Najpierw Byczyna w wiosennej szacie. Byczyna, kwitnące drzewa
© anwi
Kwitną drzewa.
Kwitną forsycje. Brak tylko słońca.
Potem kolacja w Spichlerzu i jedziemy do Gołkowic.
Pałac robi wrażenie, także otaczający go rozległy park z okazami potężnych, starych lip. Jak tu musi miodnie pachnieć w lipcu...

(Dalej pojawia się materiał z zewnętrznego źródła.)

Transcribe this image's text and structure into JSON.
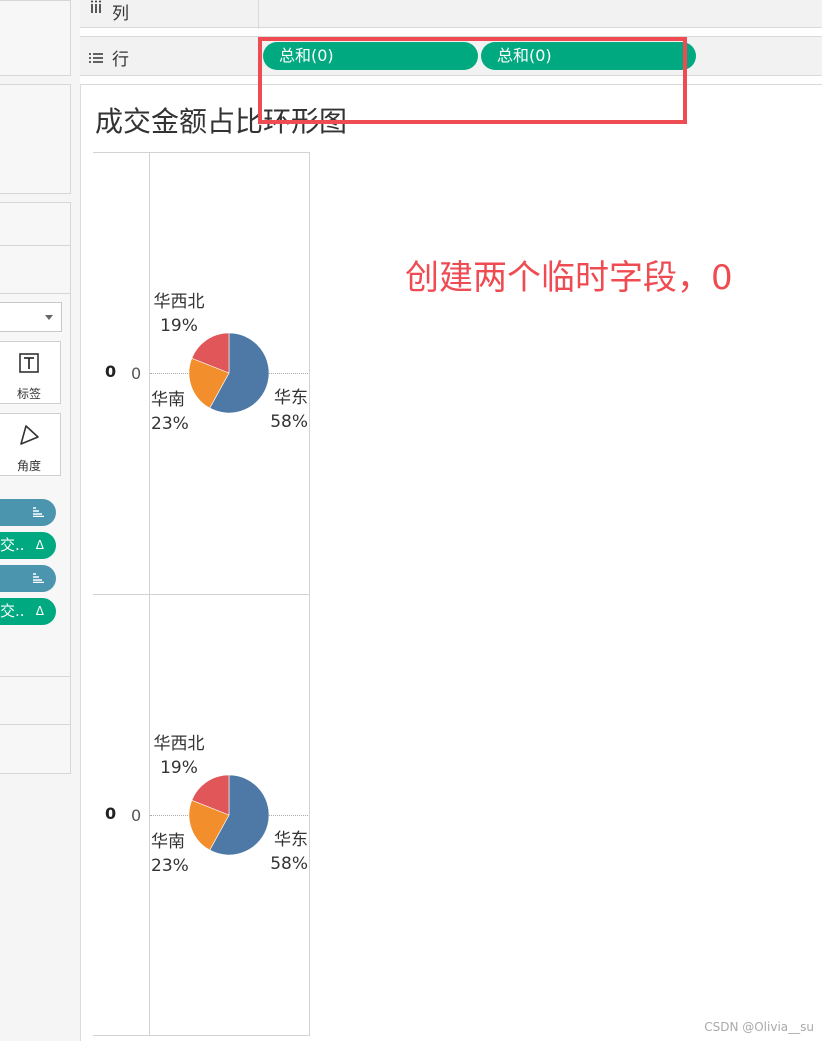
{
  "shelves": {
    "columns": {
      "icon": "columns-icon",
      "label": "列"
    },
    "rows": {
      "icon": "rows-icon",
      "label": "行",
      "pills": [
        "总和(0)",
        "总和(0)"
      ]
    }
  },
  "marks": {
    "label_card": "标签",
    "angle_card": "角度",
    "pills": [
      "",
      "交..",
      "",
      "交.."
    ]
  },
  "view": {
    "title": "成交金额占比环形图",
    "axis_header": "0",
    "axis_tick": "0"
  },
  "annotation": {
    "text": "创建两个临时字段，0"
  },
  "watermark": "CSDN @Olivia__su",
  "colors": {
    "green_pill": "#00a97f",
    "blue_pill": "#4c95ae",
    "annotation_red": "#ee4c52"
  },
  "chart_data": [
    {
      "type": "pie",
      "categories": [
        "华东",
        "华南",
        "华西北"
      ],
      "values": [
        58,
        23,
        19
      ],
      "labels": [
        "58%",
        "23%",
        "19%"
      ],
      "colors": [
        "#4e79a7",
        "#f28e2b",
        "#e15759"
      ]
    },
    {
      "type": "pie",
      "categories": [
        "华东",
        "华南",
        "华西北"
      ],
      "values": [
        58,
        23,
        19
      ],
      "labels": [
        "58%",
        "23%",
        "19%"
      ],
      "colors": [
        "#4e79a7",
        "#f28e2b",
        "#e15759"
      ]
    }
  ]
}
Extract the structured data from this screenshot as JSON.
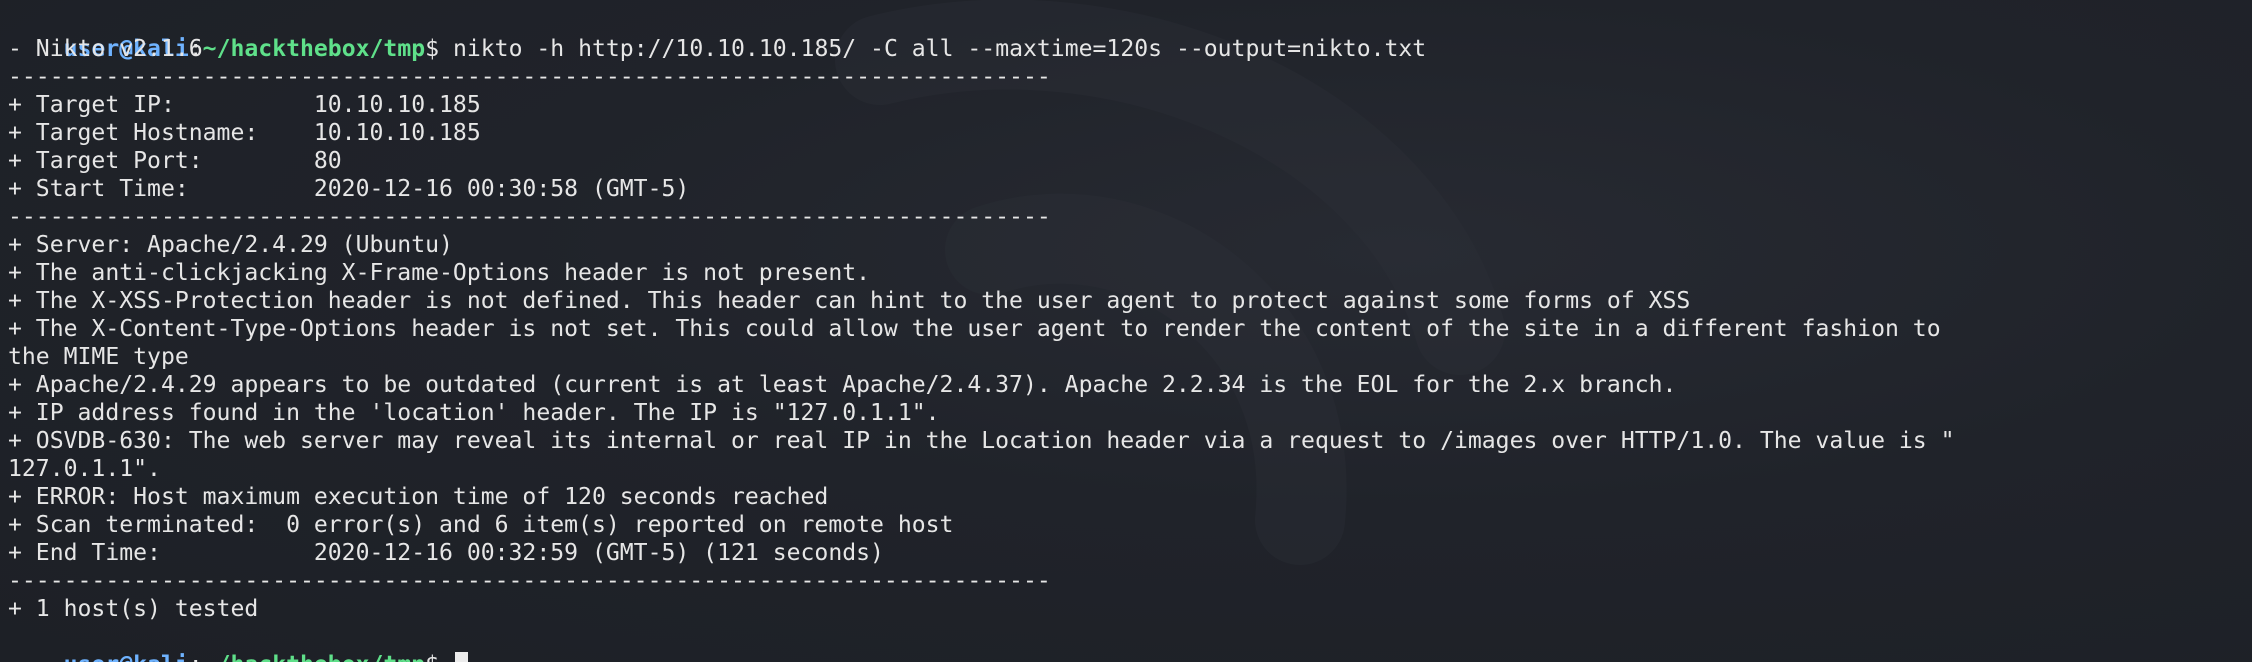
{
  "prompt": {
    "user_host": "user@kali",
    "colon": ":",
    "path": "~/hackthebox/tmp",
    "dollar": "$ "
  },
  "command": "nikto -h http://10.10.10.185/ -C all --maxtime=120s --output=nikto.txt",
  "output_lines": [
    "- Nikto v2.1.6",
    "---------------------------------------------------------------------------",
    "+ Target IP:          10.10.10.185",
    "+ Target Hostname:    10.10.10.185",
    "+ Target Port:        80",
    "+ Start Time:         2020-12-16 00:30:58 (GMT-5)",
    "---------------------------------------------------------------------------",
    "+ Server: Apache/2.4.29 (Ubuntu)",
    "+ The anti-clickjacking X-Frame-Options header is not present.",
    "+ The X-XSS-Protection header is not defined. This header can hint to the user agent to protect against some forms of XSS",
    "+ The X-Content-Type-Options header is not set. This could allow the user agent to render the content of the site in a different fashion to",
    "the MIME type",
    "+ Apache/2.4.29 appears to be outdated (current is at least Apache/2.4.37). Apache 2.2.34 is the EOL for the 2.x branch.",
    "+ IP address found in the 'location' header. The IP is \"127.0.1.1\".",
    "+ OSVDB-630: The web server may reveal its internal or real IP in the Location header via a request to /images over HTTP/1.0. The value is \"",
    "127.0.1.1\".",
    "+ ERROR: Host maximum execution time of 120 seconds reached",
    "+ Scan terminated:  0 error(s) and 6 item(s) reported on remote host",
    "+ End Time:           2020-12-16 00:32:59 (GMT-5) (121 seconds)",
    "---------------------------------------------------------------------------",
    "+ 1 host(s) tested"
  ]
}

Zaraz po wejściu podchodzi do nas właściciel i niemal przemocą sadza na konie. Dla ścisłości: Krzyśka oczywiście nie trzeba było namawiać, lecz ja się bałam. W Gołkowicach na koniach
© anwiKońskie peszczoty
© anwi
Poza pałacem Jest tu także oficyna i stara gorzelnia. Ponieważ wszystkie pokoje w pałacu były zajęte trafiliśmy do gorzelni. Warunki spartańskie lecz dla nas liczy się przygoda nie komfort, a miejsce jest naprawdę ciekawe i ma swój specyficzny klimat.